- The Washington Times - Friday, July 14, 2000

A bratty young tennis player from five years ago was credited by Cora Masters Barry when officials and entrepreneurs ceremoniously topped the $6 million Southeast Tennis and Learning Center Thursday.

The tennis player, Kevin Tindle, now 13 and described as no longer a problem, was at summer camp as about 24 adults autographed a steel roof brace.

The crowd cheered when a crane raised the brace to the top of concrete-block walls at Mississippi Avenue and Wheeler Road SE. The completed building next year will contain tennis facilities, a computer-learning center, classrooms, a media communications center and multipurpose room for community meetings.

Four tennis courts will be covered. Six will be outdoors. Planners anticipate that area, regional and, eventually, national tourneys will be held there.

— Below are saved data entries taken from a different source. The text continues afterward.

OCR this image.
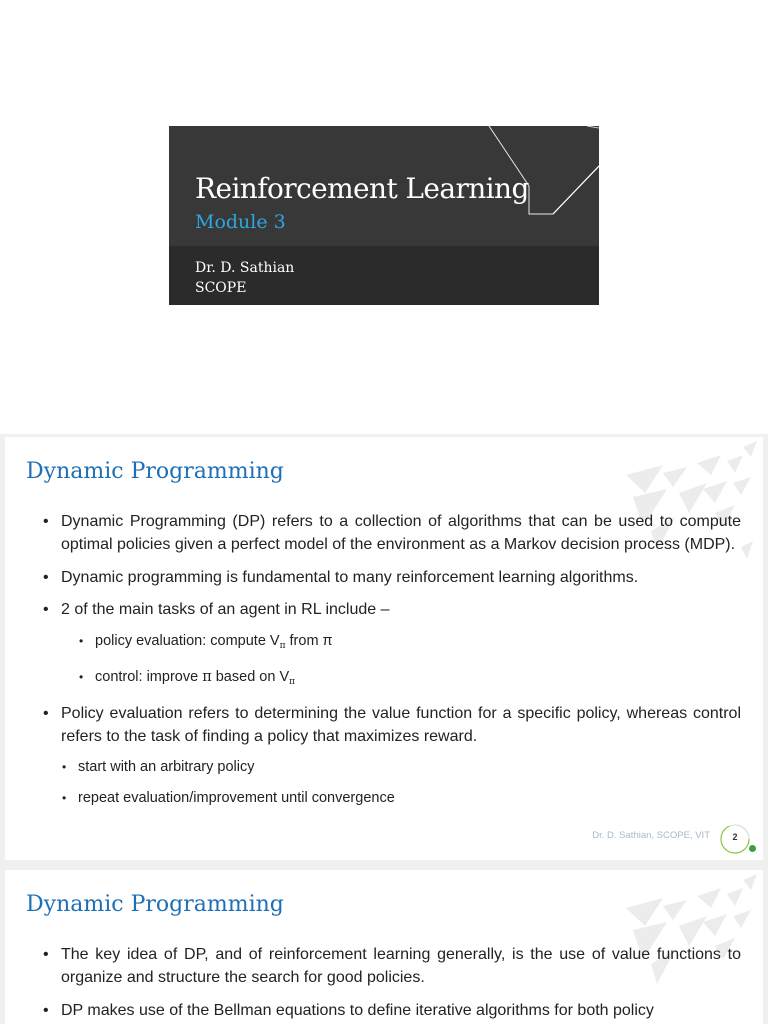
Reinforcement Learning
Module 3
Dr. D. Sathian
SCOPE
Dynamic Programming
• Dynamic Programming (DP) refers to a collection of algorithms that can be used to compute optimal policies given a perfect model of the environment as a Markov decision process (MDP).
• Dynamic programming is fundamental to many reinforcement learning algorithms.
• 2 of the main tasks of an agent in RL include –
• policy evaluation: compute $V_\pi$ from π
• control: improve π based on $V_\pi$
• Policy evaluation refers to determining the value function for a specific policy, whereas control refers to the task of finding a policy that maximizes reward.
• start with an arbitrary policy
• repeat evaluation/improvement until convergence
Dr. D. Sathian, SCOPE, VIT	2
Dynamic Programming
• The key idea of DP, and of reinforcement learning generally, is the use of value functions to organize and structure the search for good policies.
• DP makes use of the Bellman equations to define iterative algorithms for both policy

More importantly, young players from low-income neighborhoods throughout the District will be able to spend at least four hours a week in the computer lab and classrooms, increasing their education and social development through mentoring programs and peer training.

For example, said development consultant Jennifer Coken, youths at the tennis and learning center will learn how to deal with peer pressure and drugs.

Kevin was 8 when Mrs. Barry encountered him on nearby tennis courts five years ago. She couldn't help noticing him because he was throwing tantrums and tennis rackets and "giving the finger," she said Thursday. "I asked the coach why he didn't throw him off the team."

"He said, 'Oh, I couldn't do that.' "

Instantly, Mrs. Barry realized that the coach saw tennis as a wholesome outlet for Kevin, salvation from the open-air drug market where the tennis and learning center is being built today.

Mrs. Barry, then the first lady of the District, created the nonprofit Recreation Wish List Committee. One of the committee's first projects was to obtain assistance and contributions to build the Southeast Tennis and Learning Center.

"It's pro bono," said architect Leo A. Daly, founder of the firm that designed and engineered the tennis and learning facility.

Among the nearly 100 contributors are banks, insurance companies, chambers of commerce, restaurants, computer firms, utility companies, sports organizations and grocery stores.

Items donated by sisters Venus and Serena Williams, who won singles and doubles championships last week at Wimbledon, were auctioned to raise funds for the center.

"The Williams [sisters] winning at Wimbledon tells us what we're doing here," said D.C. Mayor Anthony A. Williams, no relation.

"It gives a framework for our children."